I like to make films about politics and the “ideas behind the news”. Sometimes my work is motivated by a desire to question ideas that seem unhelpful, at other times I’m promoting ideas that I believe might help us, either in understanding controversy or solving it.
Ideas that help
- When landlines were dangerous – In this film I look at “media panics”, the regular cycle of anxiety that accompanies any new media technology.
Ideas to question
- The harm caused by the gender binary – Here I examine the assumption that science, nature and human history supports the idea that there are only two sexes.
- Why the “enemy narrative” won’t fix climate change – We can’t blame our way out of the climate crisis.
- Does the government really have a “mandate”? – Just because a government has won an election doesn’t mean it can make a strong moral claim to represent the will of the people.
- Political party democracy – the idea that political party leaders should be chosen by their members
When Landlines Were Dangerous
The hysteria around the dangers of social media got me digging into the history of “media panics”.

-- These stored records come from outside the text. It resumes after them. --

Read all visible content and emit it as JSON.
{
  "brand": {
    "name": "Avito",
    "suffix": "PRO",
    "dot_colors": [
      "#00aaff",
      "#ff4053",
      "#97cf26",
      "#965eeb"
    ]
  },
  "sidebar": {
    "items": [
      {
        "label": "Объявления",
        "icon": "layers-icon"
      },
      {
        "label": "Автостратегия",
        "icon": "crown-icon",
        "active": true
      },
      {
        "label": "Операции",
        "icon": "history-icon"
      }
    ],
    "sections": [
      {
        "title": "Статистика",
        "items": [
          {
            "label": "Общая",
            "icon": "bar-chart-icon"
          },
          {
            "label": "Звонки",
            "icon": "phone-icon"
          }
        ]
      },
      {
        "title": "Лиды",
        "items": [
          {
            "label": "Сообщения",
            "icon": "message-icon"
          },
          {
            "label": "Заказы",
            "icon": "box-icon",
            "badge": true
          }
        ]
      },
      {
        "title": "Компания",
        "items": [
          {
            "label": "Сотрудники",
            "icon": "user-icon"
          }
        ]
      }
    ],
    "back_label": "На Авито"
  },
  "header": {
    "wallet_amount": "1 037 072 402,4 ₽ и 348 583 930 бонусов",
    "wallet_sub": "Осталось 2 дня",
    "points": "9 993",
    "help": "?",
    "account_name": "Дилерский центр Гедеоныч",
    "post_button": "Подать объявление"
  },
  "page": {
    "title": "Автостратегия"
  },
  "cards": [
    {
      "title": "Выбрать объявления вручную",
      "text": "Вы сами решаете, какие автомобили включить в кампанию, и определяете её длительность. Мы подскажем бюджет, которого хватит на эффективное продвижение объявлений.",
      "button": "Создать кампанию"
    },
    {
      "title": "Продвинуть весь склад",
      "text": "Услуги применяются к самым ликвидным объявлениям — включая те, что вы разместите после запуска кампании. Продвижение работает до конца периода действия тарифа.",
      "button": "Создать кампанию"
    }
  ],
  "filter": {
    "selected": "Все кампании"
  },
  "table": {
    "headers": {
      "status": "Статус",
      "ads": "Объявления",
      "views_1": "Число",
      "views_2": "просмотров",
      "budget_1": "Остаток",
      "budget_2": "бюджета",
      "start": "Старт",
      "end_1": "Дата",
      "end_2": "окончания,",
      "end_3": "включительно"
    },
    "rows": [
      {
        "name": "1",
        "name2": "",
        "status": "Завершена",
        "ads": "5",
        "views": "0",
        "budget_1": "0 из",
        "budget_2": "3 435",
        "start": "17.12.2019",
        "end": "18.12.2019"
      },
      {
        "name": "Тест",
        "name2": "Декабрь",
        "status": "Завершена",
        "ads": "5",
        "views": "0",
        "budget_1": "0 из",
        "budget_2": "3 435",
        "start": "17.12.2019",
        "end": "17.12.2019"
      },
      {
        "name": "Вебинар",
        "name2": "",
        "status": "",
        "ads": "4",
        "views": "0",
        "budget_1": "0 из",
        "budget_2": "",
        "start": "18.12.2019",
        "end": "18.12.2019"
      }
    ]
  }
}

The harm caused by the gender binary
In this film I look at the controversy over whether society should recognise trans people’s claims to have changed sex. Opponents of this idea often base their opposition on the premise that it’s common sense that there are only two sexes, and that this is an idea that science, human history and nature all support. Yet if you fact if you dig into these areas you find that there isn’t the support for this idea that you might expect. What’s more, it’s an idea that can do a lot of harm as shown in the often harmful (and still continuing) practice of surgery on children born intersex, that is born with biology that doesn’t seem to fit that model.

Why the ‘enemy narrative’ won’t fix climate change
This film presents the argument of campaigner George Marshall, who counsels against using an “enemy narrative” when campaigning on climate change issues.
Does the government really have a “mandate”?
Here I examine the idea that because a party has won an election it can claim the particular moral authority of a “mandate”.
Is it time to abolish party democracy?
It seems obvious that political parties should be democratic, but really it’s actually a pretty bad idea.